『その秀女、道を極まれり ~冷徹な親衛隊長様なんてこうして、こうよっ!!~』
俗な言葉が漏れ出ているが椅子に浅く座り、すらっと背が伸びた琳華の姿は既に若き皇后や寵姫と見まごう輝きを放っていた。
これはきっと宗駿皇子の隣に座っていても見劣りしない迫力がある、かもしれない。
「良い」
「っふ、ふふ」
梢の言葉と表情についに吹き出した琳華は卓の上にあった鏡を手にして確認する。
「確かに良すぎる、わね」
言葉遊びに付き合ってくれる琳華に梢も笑う。
「ちょっとやりすぎたかしら」
「ぜんっぜん!!そんなことありません!!」
「すごい迫力」
ぐっと両手に握りこぶしを作って首を横に振る梢は、主人がこうして完全武装をしてくれることが何より嬉しかった。日頃はそれなりに化粧もするがあっさりした風合い。それでも琳華は健康的で美しいのだがそれとこれとは話が別である。
「小梢もね、あなたに似合うのは……この色」
おいで、と呼び寄せた梢に琳華は化粧用の小箱の中から一つの入れ物を取り出して小指の先に付ける。

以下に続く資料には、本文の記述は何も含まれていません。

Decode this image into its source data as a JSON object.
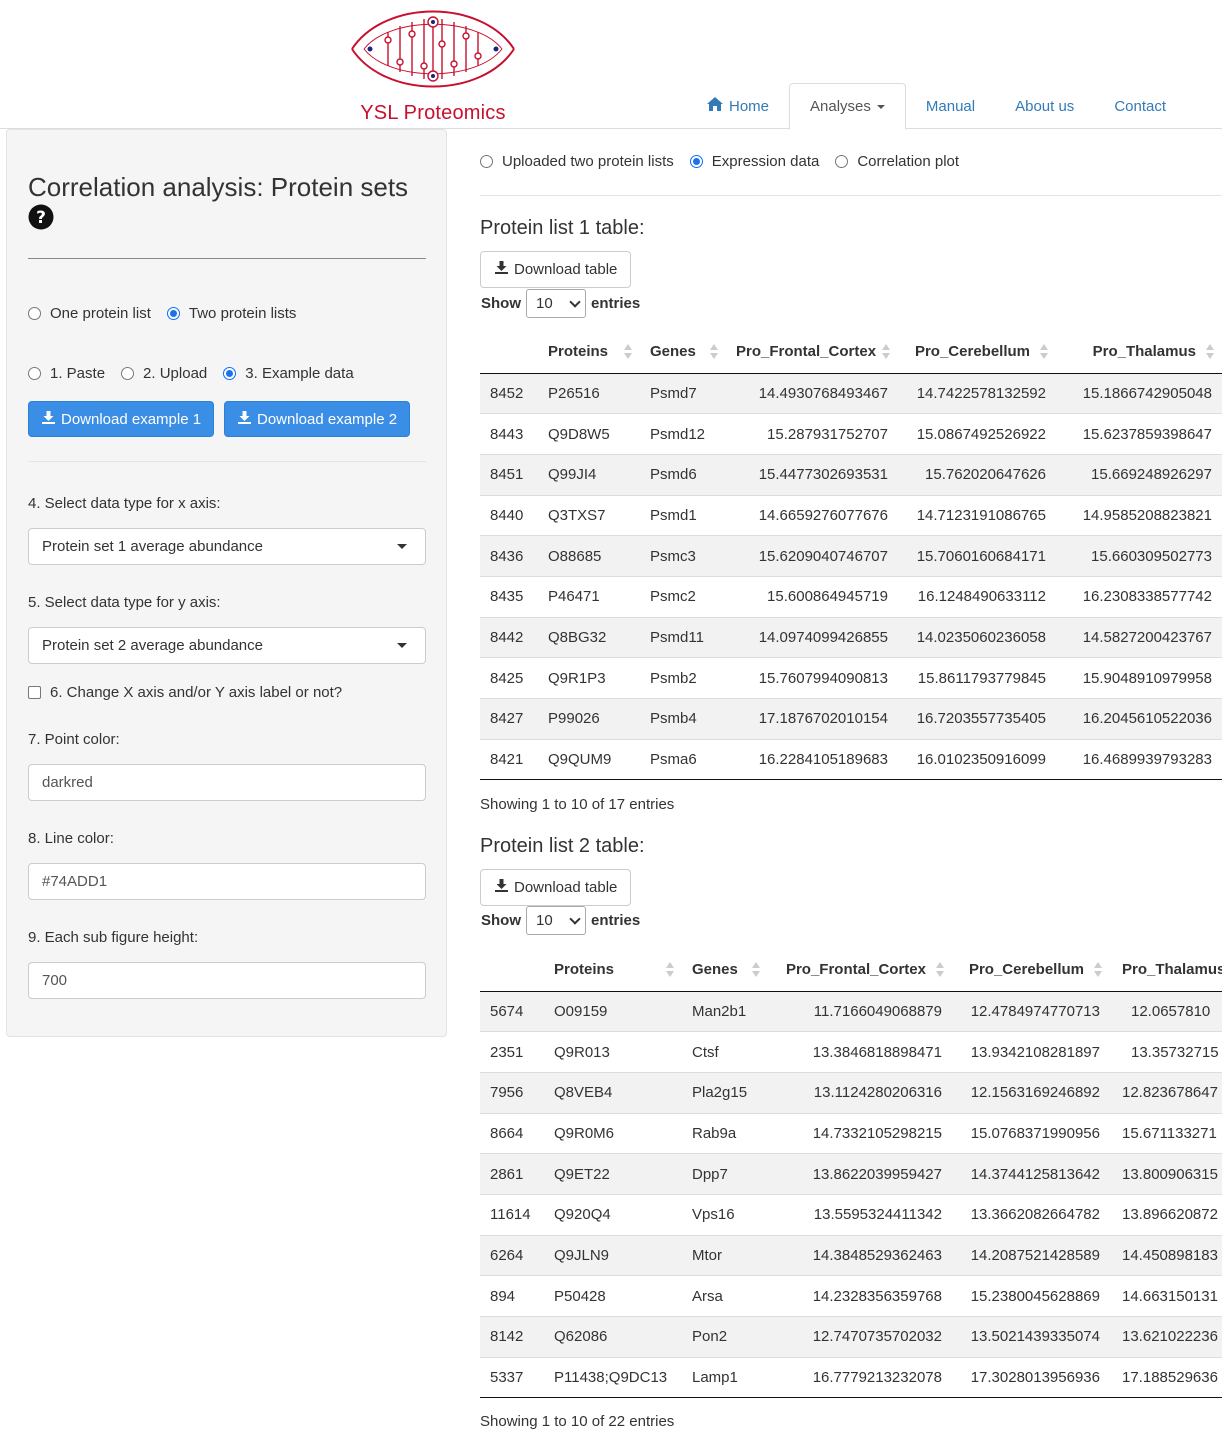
{
  "brand": {
    "name": "YSL Proteomics"
  },
  "nav": {
    "items": [
      {
        "label": "Home",
        "icon": "home-icon"
      },
      {
        "label": "Analyses",
        "active": true
      },
      {
        "label": "Manual"
      },
      {
        "label": "About us"
      },
      {
        "label": "Contact"
      }
    ]
  },
  "sidebar": {
    "title": "Correlation analysis: Protein sets",
    "list_mode": {
      "options": [
        "One protein list",
        "Two protein lists"
      ],
      "selected": "Two protein lists"
    },
    "input_mode": {
      "options": [
        "1. Paste",
        "2. Upload",
        "3. Example data"
      ],
      "selected": "3. Example data"
    },
    "download_example_1": "Download example 1",
    "download_example_2": "Download example 2",
    "x_axis": {
      "label": "4. Select data type for x axis:",
      "value": "Protein set 1 average abundance"
    },
    "y_axis": {
      "label": "5. Select data type for y axis:",
      "value": "Protein set 2 average abundance"
    },
    "change_label": {
      "label": "6. Change X axis and/or Y axis label or not?",
      "checked": false
    },
    "point_color": {
      "label": "7. Point color:",
      "value": "darkred"
    },
    "line_color": {
      "label": "8. Line color:",
      "value": "#74ADD1"
    },
    "sub_height": {
      "label": "9. Each sub figure height:",
      "value": "700"
    }
  },
  "main": {
    "tabs": {
      "options": [
        "Uploaded two protein lists",
        "Expression data",
        "Correlation plot"
      ],
      "selected": "Expression data"
    },
    "table1": {
      "title": "Protein list 1 table:",
      "download": "Download table",
      "show_label": "Show",
      "entries_label": "entries",
      "page_size": "10",
      "columns": [
        "Proteins",
        "Genes",
        "Pro_Frontal_Cortex",
        "Pro_Cerebellum",
        "Pro_Thalamus"
      ],
      "rows": [
        [
          "8452",
          "P26516",
          "Psmd7",
          "14.4930768493467",
          "14.7422578132592",
          "15.1866742905048"
        ],
        [
          "8443",
          "Q9D8W5",
          "Psmd12",
          "15.287931752707",
          "15.0867492526922",
          "15.6237859398647"
        ],
        [
          "8451",
          "Q99JI4",
          "Psmd6",
          "15.4477302693531",
          "15.762020647626",
          "15.669248926297"
        ],
        [
          "8440",
          "Q3TXS7",
          "Psmd1",
          "14.6659276077676",
          "14.7123191086765",
          "14.9585208823821"
        ],
        [
          "8436",
          "O88685",
          "Psmc3",
          "15.6209040746707",
          "15.7060160684171",
          "15.660309502773"
        ],
        [
          "8435",
          "P46471",
          "Psmc2",
          "15.600864945719",
          "16.1248490633112",
          "16.2308338577742"
        ],
        [
          "8442",
          "Q8BG32",
          "Psmd11",
          "14.0974099426855",
          "14.0235060236058",
          "14.5827200423767"
        ],
        [
          "8425",
          "Q9R1P3",
          "Psmb2",
          "15.7607994090813",
          "15.8611793779845",
          "15.9048910979958"
        ],
        [
          "8427",
          "P99026",
          "Psmb4",
          "17.1876702010154",
          "16.7203557735405",
          "16.2045610522036"
        ],
        [
          "8421",
          "Q9QUM9",
          "Psma6",
          "16.2284105189683",
          "16.0102350916099",
          "16.4689939793283"
        ]
      ],
      "info": "Showing 1 to 10 of 17 entries"
    },
    "table2": {
      "title": "Protein list 2 table:",
      "download": "Download table",
      "show_label": "Show",
      "entries_label": "entries",
      "page_size": "10",
      "columns": [
        "Proteins",
        "Genes",
        "Pro_Frontal_Cortex",
        "Pro_Cerebellum",
        "Pro_Thalamus"
      ],
      "rows": [
        [
          "5674",
          "O09159",
          "Man2b1",
          "11.7166049068879",
          "12.4784974770713",
          "12.0657810"
        ],
        [
          "2351",
          "Q9R013",
          "Ctsf",
          "13.3846818898471",
          "13.9342108281897",
          "13.35732715"
        ],
        [
          "7956",
          "Q8VEB4",
          "Pla2g15",
          "13.1124280206316",
          "12.1563169246892",
          "12.823678647"
        ],
        [
          "8664",
          "Q9R0M6",
          "Rab9a",
          "14.7332105298215",
          "15.0768371990956",
          "15.671133271"
        ],
        [
          "2861",
          "Q9ET22",
          "Dpp7",
          "13.8622039959427",
          "14.3744125813642",
          "13.800906315"
        ],
        [
          "11614",
          "Q920Q4",
          "Vps16",
          "13.5595324411342",
          "13.3662082664782",
          "13.896620872"
        ],
        [
          "6264",
          "Q9JLN9",
          "Mtor",
          "14.3848529362463",
          "14.2087521428589",
          "14.450898183"
        ],
        [
          "894",
          "P50428",
          "Arsa",
          "14.2328356359768",
          "15.2380045628869",
          "14.663150131"
        ],
        [
          "8142",
          "Q62086",
          "Pon2",
          "12.7470735702032",
          "13.5021439335074",
          "13.621022236"
        ],
        [
          "5337",
          "P11438;Q9DC13",
          "Lamp1",
          "16.7779213232078",
          "17.3028013956936",
          "17.188529636"
        ]
      ],
      "info": "Showing 1 to 10 of 22 entries"
    }
  },
  "colors": {
    "accent": "#337ab7",
    "brand": "#c8102e",
    "button_primary": "#3a8ee6"
  }
}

とん、とん、とそっと小指の先で乗せられた淡い色の紅。
すると可愛らしい梢の瑞々しく柔らかな唇に桃色の花が咲く。
「よ……よすぎる」
「ええ、とっても似合ってるわよ」
「お嬢さまぁ~、絽梢は一生お嬢様についてゆきますぅぅ~!!」
感極まっている梢、そして年相応に気高く美しく着飾られた琳華。仲の良い二人は布団部屋から揃って出る。
既に他の秀女たちも廊下に出て集合場所へと向かおうとしていたが寄宿楼付きの下女たちも仕事をするふりをして様子を見に来ていた。
ひそひそ、と言う声に混じって「あちらの方が例の?」やら「最年長と言うだけあって迫力が凄いわね」などの会話が交わされている。その中でも「儚げな感じだったのにしっかりとしたお化粧をするとまた変わるのね」とどうやら直接、琳華の顔を近くで見たことのある……配膳時か何かに会ったらしい者の言葉が琳華たちの耳に入った。
「ぐふふ。お嬢様はとーってもお美しいんですから」
梢も胸を張っていた。
ひそひそ話をされるくらい美しい主人をさらに美しく化粧で彩ったのは侍女たる自分。
周家はとても待遇が良く、侍女にも化粧や良い衣裳を着させてくれる。今、梢が身に纏っているのも琳華からのお下がりで汚れなんてないし、あれば自分が丁寧に洗濯をした。琳華も浪費癖はなく、ひとつひとつ物を大切にしているのでお下がりになんて到底見えない。
なんとなく、梢が今思っていることが分かってしまった琳華はこっそりと笑う。そんな渋くも麗しい琳華に秀女たちも僅かにざわつく。
やはり皆が色とりどりの華やかな衣裳を身に纏っているが琳華のように落ち着いた色合いの者は誰一人としていなかった。
それは最年長者なりの着飾り方だと言わんばかりで。
「まあ、琳華様!!」
可憐な小鳥のさえずり、では無く伯丹辰のはっきりと通る張りのある声が上がる。
「なんて素敵なの……薄い紅しか差されていなかったけれどきっと濃い色の方もお似合いになる、とわたくしはずっと思っていましたの!!」
「そ、そう……?有難う。丹辰様も華やかな御顔立ちが朱の衣に映えてより一層素敵よ」
日、一日と丹辰の取り巻きが増えているが琳華に対する視線はあまり好意的ではない雰囲気。それでも直接的には言ってこない。
「皆様もお綺麗で」
にこっと微笑み、当たり障りのない褒め言葉を投げかける琳華に対し、途端に満更でも無さそうにしている取り巻きたちはやはりまだ気が幼いように見える。
「そう言えば丹辰様、劉愛霖様はどちらに」
「ああ、あの方ですか……」
琳華が未だ姿が見えない愛霖を心配するとその場の空気が瞬間的に冷えた。